C’est le premier facteur d’exclusion dans un groupe d’âges mélangés : un enfant de dix ans et un adulte de soixante n’ont pas le même temps de réaction, et ça n’a rien à voir avec ce qu’ils savent.
Retirer le buzzer et donner à tout le monde le même délai pour écrire sa réponse supprime l’essentiel du déséquilibre, sans rien retirer à la tension : le chronomètre reste, il ne se joue simplement plus les uns contre les autres.
Faire des équipes volontairement déséquilibrées
L’instinct est de constituer des équipes de force égale. C’est exactement ce qu’il ne faut pas faire.
L’objectif n’est pas l’équité du score, c’est que personne ne passe la soirée à ne rien dire. Une équipe qui perd en ayant participé garde une bien meilleure impression qu’une équipe qui gagne en silence.
- Mélange les âges dans chaque équipe plutôt qu’entre elles : chaque groupe couvre alors plusieurs décennies de références.
- Mets le joueur le plus fort avec le plus jeune.

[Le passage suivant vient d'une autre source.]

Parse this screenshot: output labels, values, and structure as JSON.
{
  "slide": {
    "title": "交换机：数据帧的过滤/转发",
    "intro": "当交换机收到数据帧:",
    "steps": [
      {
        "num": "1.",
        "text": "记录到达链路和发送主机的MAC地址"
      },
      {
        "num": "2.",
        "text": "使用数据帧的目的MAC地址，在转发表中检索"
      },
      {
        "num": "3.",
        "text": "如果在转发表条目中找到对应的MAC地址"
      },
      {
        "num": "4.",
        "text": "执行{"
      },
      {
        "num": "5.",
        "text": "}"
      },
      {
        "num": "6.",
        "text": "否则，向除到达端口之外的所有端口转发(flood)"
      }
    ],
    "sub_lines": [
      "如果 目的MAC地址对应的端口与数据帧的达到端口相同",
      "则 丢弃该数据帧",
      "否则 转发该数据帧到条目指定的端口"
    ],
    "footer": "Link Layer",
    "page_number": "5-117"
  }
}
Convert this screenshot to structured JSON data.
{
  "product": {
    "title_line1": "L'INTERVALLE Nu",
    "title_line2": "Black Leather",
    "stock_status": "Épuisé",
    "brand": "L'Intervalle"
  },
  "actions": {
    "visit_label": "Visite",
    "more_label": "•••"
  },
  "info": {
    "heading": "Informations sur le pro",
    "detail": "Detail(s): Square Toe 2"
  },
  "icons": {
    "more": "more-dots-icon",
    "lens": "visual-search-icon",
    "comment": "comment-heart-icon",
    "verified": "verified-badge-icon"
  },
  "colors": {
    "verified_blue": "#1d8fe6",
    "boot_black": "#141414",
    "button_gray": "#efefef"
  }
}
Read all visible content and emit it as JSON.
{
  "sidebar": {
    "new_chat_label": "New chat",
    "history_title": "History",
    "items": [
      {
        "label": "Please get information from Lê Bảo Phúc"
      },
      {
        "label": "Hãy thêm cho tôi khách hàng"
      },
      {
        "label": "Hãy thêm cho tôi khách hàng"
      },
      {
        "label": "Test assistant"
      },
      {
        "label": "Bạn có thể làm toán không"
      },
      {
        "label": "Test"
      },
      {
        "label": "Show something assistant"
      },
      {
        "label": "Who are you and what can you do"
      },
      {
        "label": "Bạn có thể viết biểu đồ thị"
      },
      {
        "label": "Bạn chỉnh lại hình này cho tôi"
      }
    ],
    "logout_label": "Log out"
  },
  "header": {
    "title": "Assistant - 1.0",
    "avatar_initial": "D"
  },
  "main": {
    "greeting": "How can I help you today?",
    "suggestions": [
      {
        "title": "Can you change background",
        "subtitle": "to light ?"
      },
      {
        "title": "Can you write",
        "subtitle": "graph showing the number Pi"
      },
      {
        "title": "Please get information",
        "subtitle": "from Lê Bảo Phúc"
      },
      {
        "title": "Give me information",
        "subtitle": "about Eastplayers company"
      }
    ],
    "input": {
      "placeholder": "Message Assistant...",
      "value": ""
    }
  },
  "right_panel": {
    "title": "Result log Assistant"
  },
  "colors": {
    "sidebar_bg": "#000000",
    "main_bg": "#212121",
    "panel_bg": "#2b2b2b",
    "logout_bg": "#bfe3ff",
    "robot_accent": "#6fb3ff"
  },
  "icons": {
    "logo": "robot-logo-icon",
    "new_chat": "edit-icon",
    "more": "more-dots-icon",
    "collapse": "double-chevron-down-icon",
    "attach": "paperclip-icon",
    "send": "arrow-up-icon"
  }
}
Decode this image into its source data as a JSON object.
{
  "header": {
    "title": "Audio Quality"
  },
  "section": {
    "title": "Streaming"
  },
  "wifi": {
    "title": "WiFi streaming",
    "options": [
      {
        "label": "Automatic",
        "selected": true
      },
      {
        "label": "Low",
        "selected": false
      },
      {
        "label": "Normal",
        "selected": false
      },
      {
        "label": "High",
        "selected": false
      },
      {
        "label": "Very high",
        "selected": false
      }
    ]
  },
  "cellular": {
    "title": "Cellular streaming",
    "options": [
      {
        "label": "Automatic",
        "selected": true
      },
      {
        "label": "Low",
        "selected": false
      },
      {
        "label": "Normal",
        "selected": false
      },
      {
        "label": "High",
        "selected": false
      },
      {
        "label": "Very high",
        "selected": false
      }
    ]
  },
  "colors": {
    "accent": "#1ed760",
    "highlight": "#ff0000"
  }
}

Il devient un allié plutôt qu’un rouleau compresseur.
- Interdis à celui qui sait de répondre en premier. La règle paraît artificielle et elle change tout.
Compter la rareté plutôt que la vitesse
Un barème qui donne plus de points aux réponses peu citées transforme la dynamique d’un groupe.
Celui qui connaît le sujet ne gagne plus en donnant la réponse évidente, puisqu’elle vaut peu. Il doit aller chercher plus loin, ce qui laisse mécaniquement les réponses accessibles aux autres.
Et quelqu’un qui ne connaît qu’un seul nom sur un thème peut marquer gros si ce nom est inattendu. C’est le seul barème où une connaissance étroite mais originale peut battre une connaissance large et convenue.
À plusieurs autour d’un même écran
Un format court aide beaucoup : 7 questions et 25 secondes par réponse tiennent en quelques minutes, ce qui permet d’enchaîner les manches et de faire tourner celui qui tape.
L’intérêt d’un jeu quotidien joué à plusieurs est que tout le monde affronte les mêmes questions le même jour. La comparaison est honnête, et la conversation du lendemain porte sur les réponses que les autres ont trouvées.
Passer le clavier à chaque manche suffit à faire participer tout le monde, y compris ceux qui n’auraient jamais buzzé.